Galata Museo del Mare
OGT
OGTD:
dipinto
Autore (AUT)
AUTN:
Gavarrone, Domenico
Inventario di museo o soprintendenza
INVN:
1051
Cronologia (DT)
DTSI:
1869
DTSF:
1869
MTC
MTC:
carta-acquarello
Notizie storico-critiche (NSC)
Con il piroscafo gemello, il Conte Menabrea, il Barone Ricasoli apparteneva a Carlo Alberto Pellas e operavano in qualità di vapori postali su una rotta giornaliera per La Spezia. Piccoli, dotati di scarsa autonomia, avevano solo 142 tonnellate di stazza. Furono venduti in quello stesso anno a due armatori che avevano dato vita a una compagnia intenzionata ad entrare nel mercato della navigazione a vapore: la Peirano & Danovaro di Andrea Danovaro, ben deciso a competere con il Rubattino le linee postali della penisola. Fu, tuttavia, un’impresa non facile e dopo diversi anni, nel 1877 la P&D entrò in liquidazione e i due vaporetti vennero venduti ancora, questa volta a uno dei concorrenti che avevano determinato la rovina della compagnia a vapore, Vincenzo Florio. Questi li adibì per qualche anno a rotte giornaliere con le isole del Meridione.

All’atto della fusione della Florio con la Rubattino (da cui nacque la Navigazione Generale Italiana) nel 1881, le due navi erano già state radiate.

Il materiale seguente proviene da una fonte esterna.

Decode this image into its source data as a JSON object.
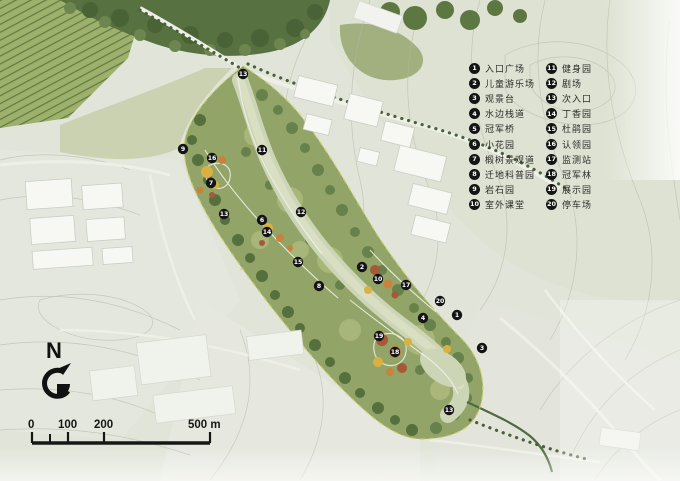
{
  "north_arrow": {
    "label": "N"
  },
  "scale_bar": {
    "labels": {
      "l0": "0",
      "l100": "100",
      "l200": "200",
      "l500": "500 m"
    }
  },
  "legend": {
    "items": [
      {
        "num": "1",
        "label": "入口广场"
      },
      {
        "num": "2",
        "label": "儿童游乐场"
      },
      {
        "num": "3",
        "label": "观景台"
      },
      {
        "num": "4",
        "label": "水边栈道"
      },
      {
        "num": "5",
        "label": "冠军桥"
      },
      {
        "num": "6",
        "label": "小花园"
      },
      {
        "num": "7",
        "label": "椴树景观道"
      },
      {
        "num": "8",
        "label": "迁地科普园"
      },
      {
        "num": "9",
        "label": "岩石园"
      },
      {
        "num": "10",
        "label": "室外课堂"
      },
      {
        "num": "11",
        "label": "健身园"
      },
      {
        "num": "12",
        "label": "剧场"
      },
      {
        "num": "13",
        "label": "次入口"
      },
      {
        "num": "14",
        "label": "丁香园"
      },
      {
        "num": "15",
        "label": "杜鹃园"
      },
      {
        "num": "16",
        "label": "认领园"
      },
      {
        "num": "17",
        "label": "监测站"
      },
      {
        "num": "18",
        "label": "冠军林"
      },
      {
        "num": "19",
        "label": "展示园"
      },
      {
        "num": "20",
        "label": "停车场"
      }
    ]
  },
  "markers": [
    {
      "num": "13",
      "x": 243,
      "y": 74
    },
    {
      "num": "9",
      "x": 183,
      "y": 149
    },
    {
      "num": "16",
      "x": 212,
      "y": 158
    },
    {
      "num": "11",
      "x": 262,
      "y": 150
    },
    {
      "num": "7",
      "x": 211,
      "y": 183
    },
    {
      "num": "13",
      "x": 224,
      "y": 214
    },
    {
      "num": "12",
      "x": 301,
      "y": 212
    },
    {
      "num": "6",
      "x": 262,
      "y": 220
    },
    {
      "num": "14",
      "x": 267,
      "y": 232
    },
    {
      "num": "15",
      "x": 298,
      "y": 262
    },
    {
      "num": "2",
      "x": 362,
      "y": 267
    },
    {
      "num": "10",
      "x": 378,
      "y": 279
    },
    {
      "num": "8",
      "x": 319,
      "y": 286
    },
    {
      "num": "17",
      "x": 406,
      "y": 285
    },
    {
      "num": "20",
      "x": 440,
      "y": 301
    },
    {
      "num": "4",
      "x": 423,
      "y": 318
    },
    {
      "num": "1",
      "x": 457,
      "y": 315
    },
    {
      "num": "19",
      "x": 379,
      "y": 336
    },
    {
      "num": "3",
      "x": 482,
      "y": 348
    },
    {
      "num": "18",
      "x": 395,
      "y": 352
    },
    {
      "num": "13",
      "x": 449,
      "y": 410
    }
  ],
  "colors": {
    "base_terrain": "#e1e5d9",
    "forest_green": "#587140",
    "park_green": "#93a469",
    "river": "#ccd5b5",
    "flower_yellow": "#d9b140",
    "flower_orange": "#c8823b",
    "flower_red": "#a75836",
    "marker_bg": "#141414",
    "marker_text": "#ffffff"
  }
}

Il dipinto, forse voluto come ricordo dallo stesso Pellas all’atto di vendere il battello, mostra una nave sicuramente piccola e disadorna ma - prima tra tutte le raffigurazioni del Gavarrone - mostra la grande novità della locomozione a elica che, solo in quel lasso di tempo, iniziava faticosamente ad affermarsi in Italia. Certo, di fronte ai grandi velieri sarebbe stato difficile credere che di lì a solo 20 anni la situazione si sarebbe radicalmente rovesciata, e queste navi sbuffanti avrebbero preso il sopravvento.